Stew six or seven good-sized apples as for apple-sauce; stir in, when cooked and still warm, butter the size of a pigeon’s egg, and one cupful of sugar; when cold, stir in three well-beaten eggs and a little lemon-juice. Now put a small piece of butter into a sauté pan, and when hot throw in a cupful of bread-crumbs; stir them over the fire until they assume a light-brown color. Butter a mold, and sprinkle on the bottom and sides as many of these bread-crumbs as will adhere; fill in the apple preparation, sprinkle bread-crumbs on top, bake it for fifteen or twenty minutes, and turn it out on a good-sized platter. It can be eaten with or without a sweet sauce.

Floating Islands.

Separate the whites and yolks of four eggs; with the yolks make a boiled custard with, say, a large pint of milk, four table-spoonfuls of sugar, and a flavoring of vanilla, essence of lemon, sherry-wine, peach-leaves, or any of the usual flavorings. Beat the whites to a stiff froth, sweetening and flavoring them a little also. Wet a long spoon, turn it around in the beaten egg, taking out a piece of oblong shape; poach it, turning it around in boiling water, or milk, which is better. When the custard is cold, pour it into a glass dish, and place these poached whites on top; or make a circle of the whites in a platter, and pour the custard between.

Tipsy-pudding.

Soak a sponge-cake baked in a form (or, in fact, dry pieces of cake of any kind can be used) in sherry-wine. When saturated enough, so that it will not fall to pieces, pour over it a boiled custard (No. 1), flavored with any thing preferred. If placed in a glass dish, decorate with the beaten whites of the eggs poached, and with dots of jelly. If served in a common platter, squeeze the beaten whites (sweetened and flavored) through a funnel in any fancy shapes over the pudding, and put it into the oven to receive a delicate color.

Lemon-pudding.

Beat the yolks of two eggs in a pudding-dish; add two cupfuls of sugar. Dissolve four table-spoonfuls of corn starch in a little cold water. Stir into it two tea-cupfuls of boiling water.

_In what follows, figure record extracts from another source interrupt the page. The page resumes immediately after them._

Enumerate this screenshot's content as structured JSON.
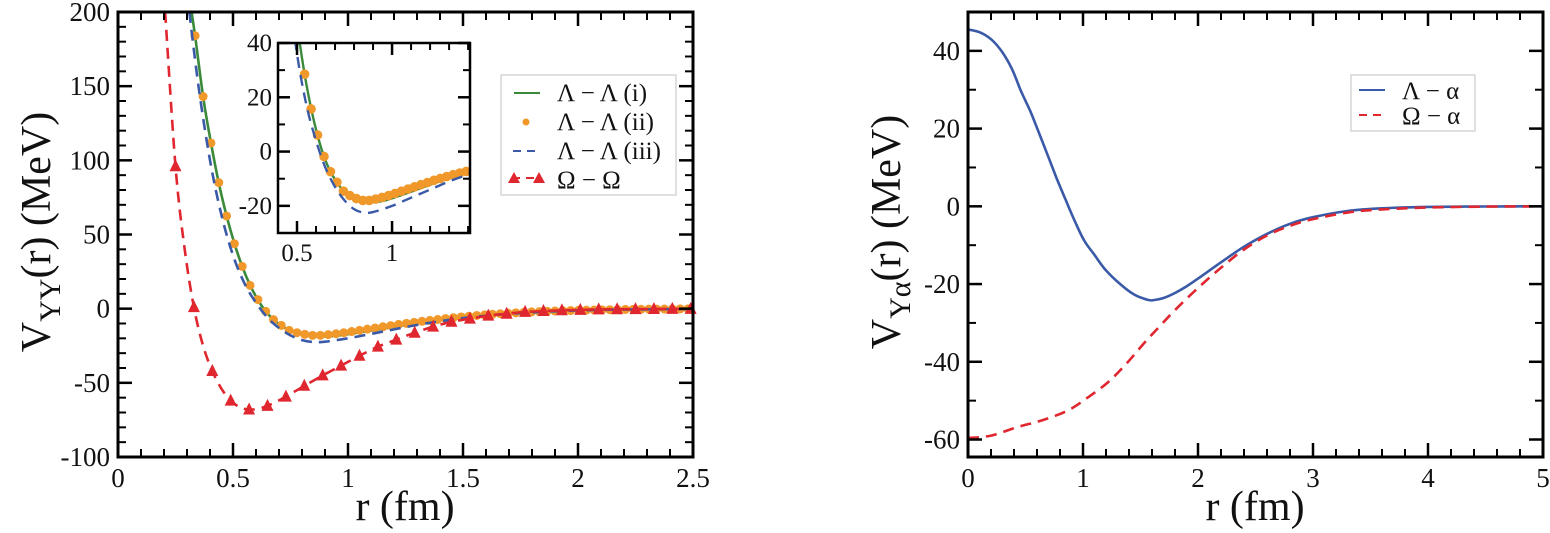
{
  "chart_data": [
    {
      "type": "line",
      "id": "left",
      "title": "",
      "xlabel": "r (fm)",
      "ylabel_main": "V",
      "ylabel_sub": "YY",
      "ylabel_rest": "(r) (MeV)",
      "xlim": [
        0,
        2.5
      ],
      "ylim": [
        -100,
        200
      ],
      "xticks": [
        0,
        0.5,
        1,
        1.5,
        2,
        2.5
      ],
      "xtick_labels": [
        "0",
        "0.5",
        "1",
        "1.5",
        "2",
        "2.5"
      ],
      "yticks": [
        -100,
        -50,
        0,
        50,
        100,
        150,
        200
      ],
      "ytick_labels": [
        "-100",
        "-50",
        "0",
        "50",
        "100",
        "150",
        "200"
      ],
      "grid": false,
      "legend_position": "top-right",
      "series": [
        {
          "name": "Λ − Λ (i)",
          "style": "solid",
          "color": "#3a8a3a",
          "x": [
            0.32,
            0.335,
            0.37,
            0.404,
            0.438,
            0.472,
            0.506,
            0.54,
            0.574,
            0.608,
            0.642,
            0.676,
            0.71,
            0.745,
            0.78,
            0.81,
            0.85,
            0.9,
            0.95,
            1.0,
            1.1,
            1.2,
            1.3,
            1.4,
            1.5,
            1.6,
            1.7,
            1.8,
            1.9,
            2.0,
            2.2,
            2.5
          ],
          "y": [
            200,
            184,
            143,
            112,
            85,
            62.5,
            44,
            28.5,
            16,
            6,
            -1.8,
            -7.4,
            -11.3,
            -14.6,
            -16.5,
            -17.8,
            -18.6,
            -18.7,
            -18.2,
            -17.2,
            -14.8,
            -12.2,
            -9.9,
            -7.8,
            -6,
            -4.5,
            -3.3,
            -2.3,
            -1.6,
            -1.1,
            -0.5,
            -0.15
          ]
        },
        {
          "name": "Λ − Λ (ii)",
          "style": "dots",
          "color": "#f0982a",
          "x": [
            0.335,
            0.37,
            0.404,
            0.438,
            0.472,
            0.506,
            0.54,
            0.574,
            0.608,
            0.642,
            0.676,
            0.71,
            0.744,
            0.778,
            0.812,
            0.846,
            0.88,
            0.914,
            0.948,
            0.982,
            1.016,
            1.05,
            1.084,
            1.118,
            1.152,
            1.186,
            1.22,
            1.254,
            1.288,
            1.322,
            1.356,
            1.39,
            1.424,
            1.458,
            1.492,
            1.526,
            1.56,
            1.594,
            1.628,
            1.662,
            1.696,
            1.73,
            1.764,
            1.798,
            1.832,
            1.866,
            1.9,
            1.934,
            1.968,
            2.002,
            2.036,
            2.07,
            2.104,
            2.138,
            2.172,
            2.206,
            2.24,
            2.274,
            2.308,
            2.342,
            2.376,
            2.41,
            2.444,
            2.478
          ],
          "y": [
            184,
            143,
            111.7,
            85,
            62.5,
            43.8,
            28.5,
            15.7,
            6.1,
            -1.8,
            -7.4,
            -11.3,
            -14.6,
            -16.2,
            -17.3,
            -18,
            -18,
            -17.5,
            -16.9,
            -16.2,
            -15.4,
            -14.6,
            -13.8,
            -13,
            -12.2,
            -11.4,
            -10.6,
            -9.9,
            -9.2,
            -8.5,
            -7.9,
            -7.3,
            -6.7,
            -6.1,
            -5.6,
            -5.1,
            -4.6,
            -4.2,
            -3.8,
            -3.4,
            -3.1,
            -2.8,
            -2.5,
            -2.2,
            -2,
            -1.8,
            -1.6,
            -1.4,
            -1.25,
            -1.1,
            -1,
            -0.9,
            -0.8,
            -0.7,
            -0.6,
            -0.5,
            -0.45,
            -0.4,
            -0.35,
            -0.3,
            -0.25,
            -0.2,
            -0.18,
            -0.15
          ]
        },
        {
          "name": "Λ − Λ (iii)",
          "style": "dashed",
          "color": "#3a5aa8",
          "x": [
            0.31,
            0.35,
            0.4,
            0.45,
            0.5,
            0.55,
            0.6,
            0.65,
            0.7,
            0.75,
            0.8,
            0.85,
            0.9,
            1.0,
            1.1,
            1.2,
            1.3,
            1.4,
            1.5,
            1.6,
            1.7,
            1.8,
            2.0,
            2.2,
            2.5
          ],
          "y": [
            200,
            150,
            100,
            63,
            36,
            17,
            4,
            -6,
            -13,
            -18,
            -21.2,
            -22.5,
            -22.3,
            -20,
            -17,
            -14,
            -11,
            -8.5,
            -6.4,
            -4.8,
            -3.5,
            -2.5,
            -1.2,
            -0.6,
            -0.2
          ]
        },
        {
          "name": "Ω − Ω",
          "style": "dashed-triangles",
          "color": "#e0262e",
          "x": [
            0.205,
            0.25,
            0.29,
            0.33,
            0.37,
            0.41,
            0.45,
            0.49,
            0.53,
            0.57,
            0.61,
            0.65,
            0.69,
            0.73,
            0.77,
            0.81,
            0.85,
            0.89,
            0.93,
            0.97,
            1.01,
            1.05,
            1.09,
            1.13,
            1.17,
            1.21,
            1.25,
            1.29,
            1.33,
            1.37,
            1.41,
            1.45,
            1.49,
            1.53,
            1.57,
            1.61,
            1.65,
            1.69,
            1.73,
            1.77,
            1.81,
            1.85,
            1.89,
            1.93,
            1.97,
            2.01,
            2.05,
            2.09,
            2.13,
            2.17,
            2.21,
            2.25,
            2.29,
            2.33,
            2.37,
            2.41,
            2.45,
            2.49
          ],
          "y": [
            200,
            96,
            40,
            1,
            -25,
            -42,
            -54,
            -62,
            -66.5,
            -68,
            -67.5,
            -65.5,
            -62.6,
            -59.3,
            -55.7,
            -52,
            -48.5,
            -45,
            -41.7,
            -38.4,
            -35,
            -31.7,
            -28.6,
            -25.6,
            -23.2,
            -20.9,
            -18.5,
            -16.2,
            -14.1,
            -12.1,
            -10.4,
            -8.8,
            -7.7,
            -6.7,
            -5.7,
            -4.7,
            -4,
            -3.4,
            -2.8,
            -2.2,
            -1.9,
            -1.6,
            -1.35,
            -1.1,
            -0.95,
            -0.8,
            -0.65,
            -0.5,
            -0.45,
            -0.4,
            -0.35,
            -0.3,
            -0.25,
            -0.2,
            -0.18,
            -0.15,
            -0.12,
            -0.1
          ],
          "marker_x": [
            0.25,
            0.33,
            0.41,
            0.49,
            0.57,
            0.65,
            0.73,
            0.81,
            0.89,
            0.97,
            1.05,
            1.13,
            1.21,
            1.29,
            1.37,
            1.45,
            1.53,
            1.61,
            1.69,
            1.77,
            1.85,
            1.93,
            2.01,
            2.09,
            2.17,
            2.25,
            2.33,
            2.41,
            2.49
          ]
        }
      ],
      "inset": {
        "xlim": [
          0.4,
          1.41
        ],
        "ylim": [
          -30,
          40
        ],
        "xticks": [
          0.5,
          1
        ],
        "xtick_labels": [
          "0.5",
          "1"
        ],
        "yticks": [
          -20,
          0,
          20,
          40
        ],
        "ytick_labels": [
          "-20",
          "0",
          "20",
          "40"
        ],
        "series_refs": [
          "Λ − Λ (i)",
          "Λ − Λ (ii)",
          "Λ − Λ (iii)"
        ]
      }
    },
    {
      "type": "line",
      "id": "right",
      "title": "",
      "xlabel": "r (fm)",
      "ylabel_main": "V",
      "ylabel_sub": "Yα",
      "ylabel_rest": "(r) (MeV)",
      "xlim": [
        0,
        5
      ],
      "ylim": [
        -64.5,
        50
      ],
      "xticks": [
        0,
        1,
        2,
        3,
        4,
        5
      ],
      "xtick_labels": [
        "0",
        "1",
        "2",
        "3",
        "4",
        "5"
      ],
      "yticks": [
        -60,
        -40,
        -20,
        0,
        20,
        40
      ],
      "ytick_labels": [
        "-60",
        "-40",
        "-20",
        "0",
        "20",
        "40"
      ],
      "grid": false,
      "legend_position": "top-right",
      "series": [
        {
          "name": "Λ − α",
          "style": "solid",
          "color": "#3a5aa8",
          "x": [
            0,
            0.1,
            0.2,
            0.29,
            0.38,
            0.46,
            0.54,
            0.61,
            0.69,
            0.77,
            0.85,
            0.93,
            1.01,
            1.1,
            1.2,
            1.33,
            1.45,
            1.57,
            1.62,
            1.7,
            1.8,
            1.9,
            2.0,
            2.2,
            2.4,
            2.6,
            2.8,
            3.0,
            3.3,
            3.6,
            4.0,
            4.5,
            5.0
          ],
          "y": [
            45.5,
            44.8,
            43,
            40,
            35.5,
            29.7,
            24.6,
            19.4,
            13.4,
            7.3,
            1.6,
            -3.9,
            -8.8,
            -12.5,
            -16.5,
            -20.2,
            -22.8,
            -24.1,
            -24.1,
            -23.6,
            -22.3,
            -20.6,
            -18.6,
            -14.4,
            -10.4,
            -7.1,
            -4.5,
            -2.8,
            -1.2,
            -0.5,
            -0.15,
            -0.04,
            0
          ]
        },
        {
          "name": "Ω − α",
          "style": "dashed",
          "color": "#e0262e",
          "x": [
            0,
            0.2,
            0.43,
            0.65,
            0.87,
            1.05,
            1.22,
            1.38,
            1.54,
            1.67,
            1.8,
            2.0,
            2.2,
            2.4,
            2.6,
            2.8,
            3.0,
            3.32,
            3.6,
            4.0,
            4.5,
            5.0
          ],
          "y": [
            -59.6,
            -59,
            -56.8,
            -55,
            -52.5,
            -49,
            -45.2,
            -40.4,
            -34.9,
            -30.8,
            -26.7,
            -21,
            -15.8,
            -11.1,
            -7.5,
            -5,
            -3.3,
            -1.5,
            -0.8,
            -0.3,
            -0.08,
            0
          ]
        }
      ]
    }
  ]
}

Put in the juice of two lemons, with some of the grated peel. Mix all together with a tea-spoonful of butter. Bake it about fifteen minutes. When done, spread over the top the beaten whites of the eggs sweetened, and let it color a moment in the oven. To be eaten hot or cold.

Blanc-mange.

Put half a paper of gelatine, two ounces of sugar, half of the very thin rind of a lemon, and eight bitter almonds, blanched and bruised, into a pint of milk, and let it stand an hour. Place it over the fire, and let it come merely to the scalding-point, stirring it well to dissolve the gelatine.